– Как хотите, – сказал директор и вышел.
Через минуту, любезно воркуя, он ввел маленькую, в черном макинтоше, Цецилию Ц.
– Я вас оставлю вдвоем, – добавил он добродушно, – хотя это против наших правил, но бывают положения… исключения… мать и сын… преклоняюсь…
Exit[40], пятясь, как придворный.
В блестящем, черном своем макинтоше и в такой же непромокаемой шляпе с опущенными полями (придававших ей что-то штормово-рыбачье), Цецилия Ц. осталась стоять посреди камеры, ясным взором глядя на сына; расстегнулась; шумно втянула сопельку и сказала скорым, дробным своим говорком:
– Грозища[41], грязища, думала, никогда не долезу, навстречу по дороге потоки, потопы…
– Садитесь, – сказал Цинциннат, – не стойте так.
– Что-что, а у вас тут тихо, – продолжала она, все потягивая носом и крепко, как теркой, проводя пальцем под ним, так что его розовый кончик морщился и вилял. – Одно можно сказать – тихо и довольно чисто. У нас, между прочим, в приюте нету отдельных палат такого размера. Ах, постель, – миленький мой, – в каком у вас виде постель!

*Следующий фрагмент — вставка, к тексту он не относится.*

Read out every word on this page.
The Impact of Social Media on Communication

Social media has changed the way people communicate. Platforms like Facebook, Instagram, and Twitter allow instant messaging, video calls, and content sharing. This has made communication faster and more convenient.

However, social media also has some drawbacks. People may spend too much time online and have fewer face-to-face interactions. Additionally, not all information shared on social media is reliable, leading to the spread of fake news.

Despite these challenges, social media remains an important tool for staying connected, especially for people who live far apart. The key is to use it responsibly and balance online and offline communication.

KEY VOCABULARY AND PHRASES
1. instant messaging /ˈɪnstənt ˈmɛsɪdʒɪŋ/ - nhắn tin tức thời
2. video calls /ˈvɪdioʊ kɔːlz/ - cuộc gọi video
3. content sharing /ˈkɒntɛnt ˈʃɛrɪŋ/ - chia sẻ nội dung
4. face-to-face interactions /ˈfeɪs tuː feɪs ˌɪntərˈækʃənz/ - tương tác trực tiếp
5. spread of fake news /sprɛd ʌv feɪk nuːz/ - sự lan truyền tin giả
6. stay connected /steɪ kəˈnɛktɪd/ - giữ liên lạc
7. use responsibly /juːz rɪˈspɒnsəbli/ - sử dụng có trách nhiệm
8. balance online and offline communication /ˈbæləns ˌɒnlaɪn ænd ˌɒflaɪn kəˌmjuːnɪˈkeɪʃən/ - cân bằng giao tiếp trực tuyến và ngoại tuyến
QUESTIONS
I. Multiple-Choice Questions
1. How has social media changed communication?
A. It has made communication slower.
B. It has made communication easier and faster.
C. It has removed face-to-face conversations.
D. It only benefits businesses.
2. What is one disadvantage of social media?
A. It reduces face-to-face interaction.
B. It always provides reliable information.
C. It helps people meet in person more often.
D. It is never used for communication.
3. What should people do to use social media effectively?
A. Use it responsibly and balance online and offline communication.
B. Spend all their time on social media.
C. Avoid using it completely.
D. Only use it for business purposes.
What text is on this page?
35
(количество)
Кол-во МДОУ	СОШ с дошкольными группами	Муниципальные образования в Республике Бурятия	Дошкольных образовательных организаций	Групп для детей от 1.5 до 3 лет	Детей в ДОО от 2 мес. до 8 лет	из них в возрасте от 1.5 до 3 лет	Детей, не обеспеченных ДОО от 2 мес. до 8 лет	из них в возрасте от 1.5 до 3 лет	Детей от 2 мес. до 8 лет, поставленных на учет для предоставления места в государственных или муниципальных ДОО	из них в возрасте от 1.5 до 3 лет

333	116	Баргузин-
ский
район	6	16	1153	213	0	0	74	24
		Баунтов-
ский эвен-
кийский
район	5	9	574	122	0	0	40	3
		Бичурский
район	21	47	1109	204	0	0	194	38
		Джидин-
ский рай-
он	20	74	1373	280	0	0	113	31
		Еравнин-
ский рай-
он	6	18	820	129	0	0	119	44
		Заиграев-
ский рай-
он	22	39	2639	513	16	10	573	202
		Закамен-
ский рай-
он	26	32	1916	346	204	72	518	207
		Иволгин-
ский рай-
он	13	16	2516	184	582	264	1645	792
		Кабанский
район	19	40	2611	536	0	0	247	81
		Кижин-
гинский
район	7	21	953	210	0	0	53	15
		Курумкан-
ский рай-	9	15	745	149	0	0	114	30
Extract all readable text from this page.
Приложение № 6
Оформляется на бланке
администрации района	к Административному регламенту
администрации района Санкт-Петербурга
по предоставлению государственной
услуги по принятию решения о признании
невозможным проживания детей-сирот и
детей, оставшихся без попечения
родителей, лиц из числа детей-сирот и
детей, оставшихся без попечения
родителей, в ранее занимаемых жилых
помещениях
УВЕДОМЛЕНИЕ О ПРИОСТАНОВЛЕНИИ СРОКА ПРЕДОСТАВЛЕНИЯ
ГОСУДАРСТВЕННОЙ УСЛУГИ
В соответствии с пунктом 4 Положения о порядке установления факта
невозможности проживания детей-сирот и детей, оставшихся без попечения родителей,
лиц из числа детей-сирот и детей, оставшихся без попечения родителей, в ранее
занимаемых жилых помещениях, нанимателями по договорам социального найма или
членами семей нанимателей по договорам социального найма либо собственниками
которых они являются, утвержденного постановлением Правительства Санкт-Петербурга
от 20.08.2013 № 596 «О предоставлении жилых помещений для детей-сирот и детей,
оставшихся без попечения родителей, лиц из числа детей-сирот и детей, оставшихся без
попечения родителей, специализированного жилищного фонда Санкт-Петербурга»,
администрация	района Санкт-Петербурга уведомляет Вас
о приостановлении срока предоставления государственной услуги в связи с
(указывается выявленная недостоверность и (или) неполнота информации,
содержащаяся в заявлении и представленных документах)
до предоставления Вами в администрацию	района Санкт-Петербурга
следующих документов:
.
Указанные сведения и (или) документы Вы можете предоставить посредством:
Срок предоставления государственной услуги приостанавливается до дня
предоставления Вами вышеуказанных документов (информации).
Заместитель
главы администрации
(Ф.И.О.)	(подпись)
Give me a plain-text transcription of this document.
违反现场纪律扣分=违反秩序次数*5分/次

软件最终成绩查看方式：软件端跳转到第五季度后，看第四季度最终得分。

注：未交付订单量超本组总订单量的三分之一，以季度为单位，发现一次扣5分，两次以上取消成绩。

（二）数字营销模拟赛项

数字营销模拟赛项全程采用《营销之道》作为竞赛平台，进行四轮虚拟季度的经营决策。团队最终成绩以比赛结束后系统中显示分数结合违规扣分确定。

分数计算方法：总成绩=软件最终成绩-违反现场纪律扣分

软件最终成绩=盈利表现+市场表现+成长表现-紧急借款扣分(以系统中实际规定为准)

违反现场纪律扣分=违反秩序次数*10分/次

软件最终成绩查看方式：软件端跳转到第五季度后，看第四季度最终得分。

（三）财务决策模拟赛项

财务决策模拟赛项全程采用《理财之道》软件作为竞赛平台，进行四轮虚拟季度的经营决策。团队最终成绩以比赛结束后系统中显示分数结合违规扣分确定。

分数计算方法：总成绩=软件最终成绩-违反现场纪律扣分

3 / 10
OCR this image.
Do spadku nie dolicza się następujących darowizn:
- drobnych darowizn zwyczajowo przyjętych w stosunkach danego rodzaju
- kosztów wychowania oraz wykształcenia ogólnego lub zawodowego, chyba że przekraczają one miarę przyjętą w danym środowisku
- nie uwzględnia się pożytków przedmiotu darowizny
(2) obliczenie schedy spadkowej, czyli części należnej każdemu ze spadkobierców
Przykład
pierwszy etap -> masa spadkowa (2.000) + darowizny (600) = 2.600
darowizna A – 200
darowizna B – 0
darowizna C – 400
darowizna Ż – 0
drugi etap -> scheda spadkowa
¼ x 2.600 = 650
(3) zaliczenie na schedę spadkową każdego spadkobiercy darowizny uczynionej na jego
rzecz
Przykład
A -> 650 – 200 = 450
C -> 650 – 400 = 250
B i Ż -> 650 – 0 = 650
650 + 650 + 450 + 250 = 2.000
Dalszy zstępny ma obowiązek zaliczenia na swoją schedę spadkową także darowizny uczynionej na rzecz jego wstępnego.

Она плюхнула свой профессиональный саквояжик, проворно стянула черные нитяные перчатки с маленьких подвижных рук – и, низко наклонившись над койкой, принялась стелить, стелясь как бы сама, постель наново. Черная спина с тюленьим глянцем, поясок, заштопанные чулки.
– Вот так-то лучше, – сказала она, разогнувшись, – и затем, на мгновение подбоченясь, покосилась на загроможденный книгами стол.
Она была моложава, и все ее черты подавали пример Цинциннатовым, по-своему следовавшим им; Цинциннат сам смутно чувствовал это сходство, смотря на ее востроносое личико, на покатый блеск прозрачных глаз. Посредине довольно открытой груди краснелся отдушки вниз треугольник веснушчатого загара, – но вообще кожа была все та же, из которой некогда выкроен был отрезок, пошедший на Цинцинната, – бледная, тонкая, в небесного цвета прожилках.
– Ай-я-яй, тут тоже следовало бы… – пролепетала она и быстро, как все, что делала, взялась за книги, складывая их кучками. Мимоходом заинтересовавшись картинкой в раскрытом журнале, она достала из кармана макинтоша бобовидный футляр и, опустив углы рта, надела пенсне. – Двадцать шестой год, – проговорила она, усмехнувшись, – какая старина, просто не верится.
(…две фотографии: на одной белозубый президент на вокзале в Манчестере пожимает руку умащенной летами правнучке последнего изобретателя; на другой – двуглавый теленок, родившийся в деревне на Дунае…)
Она беспричинно вздохнула, отодвинула книжку, столкнула карандаш, не успела поймать и произнесла: «упс!»
– Оставьте, – сказал Цинциннат, – туп не может быть беспорядка, тут может быть только перемещение.
– Вот – я вам принесла, – вытянула, вытягивая и подкладку, фунтик из кармана пальто. – Вот. Конфеток. Сосите на здоровьице.
Села и надула щеки.
– Лезла, долезла и устала, – сказала она, нарочито пыхтя, а потом застыла, глядя со смутным вожделением на паутину вверху.
– Зачем вы пришли? – спросил Цинциннат, шагая по камере. – Ни вам этого не нужно, ни мне. Зачем? Ведь это дурно и неинтересно. Я же отлично вижу, что вы такая же пародия, как все, как все. И если меня угощают такой ловкой пародией на мать… Но представьте себе, например, что я возложил надежду на какой-нибудь далекий звук, как же мне верить в него, если даже вы обман. Вы бы еще сказали: гостинцев. И почему у вас макинтош мокрый, а башмачки сухие, – ведь это небрежность. Передайте бутафору.